What You Should Know
Lactarius subdulcis is an edible mushroom in the genus Lactarius. It is brown, with a large number of gills and a particularly thin layer of flesh in the cap. Mycorrhizal, the mushroom is found from late summer to late autumn at the base of beech trees in small groups or individually, where it is one of the two most common species of fungi.
Alternatively, it can be found in large groups in fields, sometimes with more than a hundred individual mushrooms. It is found in Europe, and, despite previous research to the contrary, is absent in North America.
Although considered edible, it is not particularly useful as food due to its ivy-like taste and the fact that more choice mushrooms will be easily found at the same time. L. subdulcis is known for its abundant, sweet-tasting milk that, unlike the latex of some of its relatives, does not stain fabric yellow.
Other names: Mild Milkcap, Beech Milk Cap.
Lactarius subdulcis Mushroom Identification
Variable from reddish-brown to dark cinnamon with a paler buff margin; convex, center becoming depressed with a small umbo; 3 to 7cm across.
White maturing to a pinkish buff; adnate or slightly decurrent; moderately crowded. Latex is white, unchanging; abundant; tastes initially mild, becoming slightly bitter.
Slightly paler than the cap but much lighter at the apex; cylindrical, base slightly clavate; 4 to 7cm long, 0.6 to 1.3cm diameter; no stem ring.
Ellipsoidal, 7.5-9.5 x 6.5-8µm; ornamented with warts up to 1µm tall joined by narrow ridges to form a well-developed network.

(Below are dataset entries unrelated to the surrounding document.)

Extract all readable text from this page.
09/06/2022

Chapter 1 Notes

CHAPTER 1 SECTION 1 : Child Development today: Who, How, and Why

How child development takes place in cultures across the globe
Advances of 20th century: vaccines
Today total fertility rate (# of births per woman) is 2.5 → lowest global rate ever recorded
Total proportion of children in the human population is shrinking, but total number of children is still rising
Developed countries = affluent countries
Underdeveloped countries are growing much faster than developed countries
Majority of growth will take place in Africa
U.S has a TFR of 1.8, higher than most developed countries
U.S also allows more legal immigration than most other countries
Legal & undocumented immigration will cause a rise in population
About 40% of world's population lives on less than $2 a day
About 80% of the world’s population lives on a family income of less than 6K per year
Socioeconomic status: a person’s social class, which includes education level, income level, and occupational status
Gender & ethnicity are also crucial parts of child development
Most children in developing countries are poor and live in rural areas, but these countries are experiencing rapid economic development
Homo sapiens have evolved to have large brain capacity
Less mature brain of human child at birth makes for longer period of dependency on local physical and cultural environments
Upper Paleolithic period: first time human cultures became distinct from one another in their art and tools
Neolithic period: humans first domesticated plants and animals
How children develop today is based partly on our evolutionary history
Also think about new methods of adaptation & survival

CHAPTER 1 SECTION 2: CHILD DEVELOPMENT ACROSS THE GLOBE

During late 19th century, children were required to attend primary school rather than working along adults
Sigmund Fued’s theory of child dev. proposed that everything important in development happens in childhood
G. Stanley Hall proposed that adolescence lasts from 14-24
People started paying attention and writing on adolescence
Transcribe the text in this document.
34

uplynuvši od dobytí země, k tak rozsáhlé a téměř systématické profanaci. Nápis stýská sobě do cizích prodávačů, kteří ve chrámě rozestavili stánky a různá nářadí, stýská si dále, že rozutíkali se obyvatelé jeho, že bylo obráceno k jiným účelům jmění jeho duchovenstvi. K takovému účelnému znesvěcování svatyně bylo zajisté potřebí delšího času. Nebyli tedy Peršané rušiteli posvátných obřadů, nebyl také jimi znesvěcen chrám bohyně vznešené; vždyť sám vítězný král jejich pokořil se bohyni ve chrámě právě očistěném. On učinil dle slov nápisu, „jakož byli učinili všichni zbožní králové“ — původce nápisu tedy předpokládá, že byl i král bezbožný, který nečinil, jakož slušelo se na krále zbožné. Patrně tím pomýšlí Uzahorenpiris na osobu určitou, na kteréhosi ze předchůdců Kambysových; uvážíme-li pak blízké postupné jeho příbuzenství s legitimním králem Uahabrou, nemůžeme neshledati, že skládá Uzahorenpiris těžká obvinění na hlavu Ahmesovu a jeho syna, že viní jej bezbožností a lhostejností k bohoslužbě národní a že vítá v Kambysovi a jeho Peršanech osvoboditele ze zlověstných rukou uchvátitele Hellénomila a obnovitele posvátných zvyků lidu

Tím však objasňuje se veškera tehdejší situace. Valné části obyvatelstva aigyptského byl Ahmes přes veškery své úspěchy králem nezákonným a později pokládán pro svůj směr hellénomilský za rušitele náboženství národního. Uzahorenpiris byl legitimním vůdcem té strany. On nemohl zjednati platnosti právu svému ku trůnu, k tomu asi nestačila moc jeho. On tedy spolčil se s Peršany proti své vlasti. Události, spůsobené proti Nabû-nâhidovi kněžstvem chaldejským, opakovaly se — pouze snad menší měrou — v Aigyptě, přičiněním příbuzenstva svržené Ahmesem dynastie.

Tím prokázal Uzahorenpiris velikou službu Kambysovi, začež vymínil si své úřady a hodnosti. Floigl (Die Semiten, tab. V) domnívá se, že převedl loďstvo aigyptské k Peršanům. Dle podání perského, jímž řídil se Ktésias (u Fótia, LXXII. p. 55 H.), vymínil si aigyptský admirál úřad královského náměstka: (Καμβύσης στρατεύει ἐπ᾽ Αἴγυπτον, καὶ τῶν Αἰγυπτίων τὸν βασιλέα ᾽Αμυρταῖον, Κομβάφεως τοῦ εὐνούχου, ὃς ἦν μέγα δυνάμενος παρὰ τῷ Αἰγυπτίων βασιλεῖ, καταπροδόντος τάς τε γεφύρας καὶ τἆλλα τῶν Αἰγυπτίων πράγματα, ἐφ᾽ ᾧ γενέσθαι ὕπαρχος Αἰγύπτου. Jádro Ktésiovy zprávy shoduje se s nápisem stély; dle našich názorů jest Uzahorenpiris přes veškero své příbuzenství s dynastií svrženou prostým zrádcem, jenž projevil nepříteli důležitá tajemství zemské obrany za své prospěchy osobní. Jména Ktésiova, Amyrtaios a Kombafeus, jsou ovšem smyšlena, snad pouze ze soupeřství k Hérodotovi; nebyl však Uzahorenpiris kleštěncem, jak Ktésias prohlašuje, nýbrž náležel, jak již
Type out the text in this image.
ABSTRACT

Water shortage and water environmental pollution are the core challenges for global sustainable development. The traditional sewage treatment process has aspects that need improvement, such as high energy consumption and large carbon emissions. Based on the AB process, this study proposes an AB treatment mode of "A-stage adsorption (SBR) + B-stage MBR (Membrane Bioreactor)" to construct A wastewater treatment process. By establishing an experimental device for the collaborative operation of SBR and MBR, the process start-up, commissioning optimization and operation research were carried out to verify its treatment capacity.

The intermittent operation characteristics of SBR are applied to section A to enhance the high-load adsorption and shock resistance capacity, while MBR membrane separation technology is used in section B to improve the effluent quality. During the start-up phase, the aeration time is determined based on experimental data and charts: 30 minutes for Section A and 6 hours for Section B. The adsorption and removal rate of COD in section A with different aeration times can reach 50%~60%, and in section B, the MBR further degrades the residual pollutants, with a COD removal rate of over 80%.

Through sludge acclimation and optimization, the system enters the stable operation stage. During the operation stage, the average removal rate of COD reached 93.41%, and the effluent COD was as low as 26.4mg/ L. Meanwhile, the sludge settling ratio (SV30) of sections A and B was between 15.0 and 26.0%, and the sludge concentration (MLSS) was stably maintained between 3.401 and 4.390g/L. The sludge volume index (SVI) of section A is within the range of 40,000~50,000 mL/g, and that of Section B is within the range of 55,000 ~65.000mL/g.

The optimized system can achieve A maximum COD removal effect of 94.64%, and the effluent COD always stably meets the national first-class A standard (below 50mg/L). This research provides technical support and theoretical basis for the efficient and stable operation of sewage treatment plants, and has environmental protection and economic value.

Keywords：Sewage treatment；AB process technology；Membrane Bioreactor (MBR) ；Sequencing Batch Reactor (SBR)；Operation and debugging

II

Cream with a slight salmon-pink tinge.
Odor and Taste
No significant odor; taste initially mild and then sweet but eventually becoming slightly bitter and acrid.
Habitat & Ecological role
Mycorrhizal, under Beech trees and occasionally other hardwoods.
Lactarius blennius, the Beech Milkcap, is much greyer.
Lactarius subdulcis Taxonomy and Etymology
The Mild Milkcap was described in 1801 by Christiaan Hendrik Persoon, who gave it the binomial scientific name Agaricus lactifluus var. subdulcis. It was British mycologist Samuel Frederick Gray (1766 - 1828) who in 1821 transferred this species to the genus Lactarius and raised it to full species status as Lactarius subdulcis.
Synonyms: Agaricus lactifluus, Agaricus subdulcis, Galorrheus subdulcis, Lactarius oculatus, Lactifluus subdulcis.
The generic name Lactarius means producing milk (lactating) - a reference to the milky latex that is exuded from the gills of milkcap fungi when they are cut or torn. The specific epithet subdulcis means 'under sweet' - a reference to the initial mild then sweet taste that is later followed by a slight bitterness.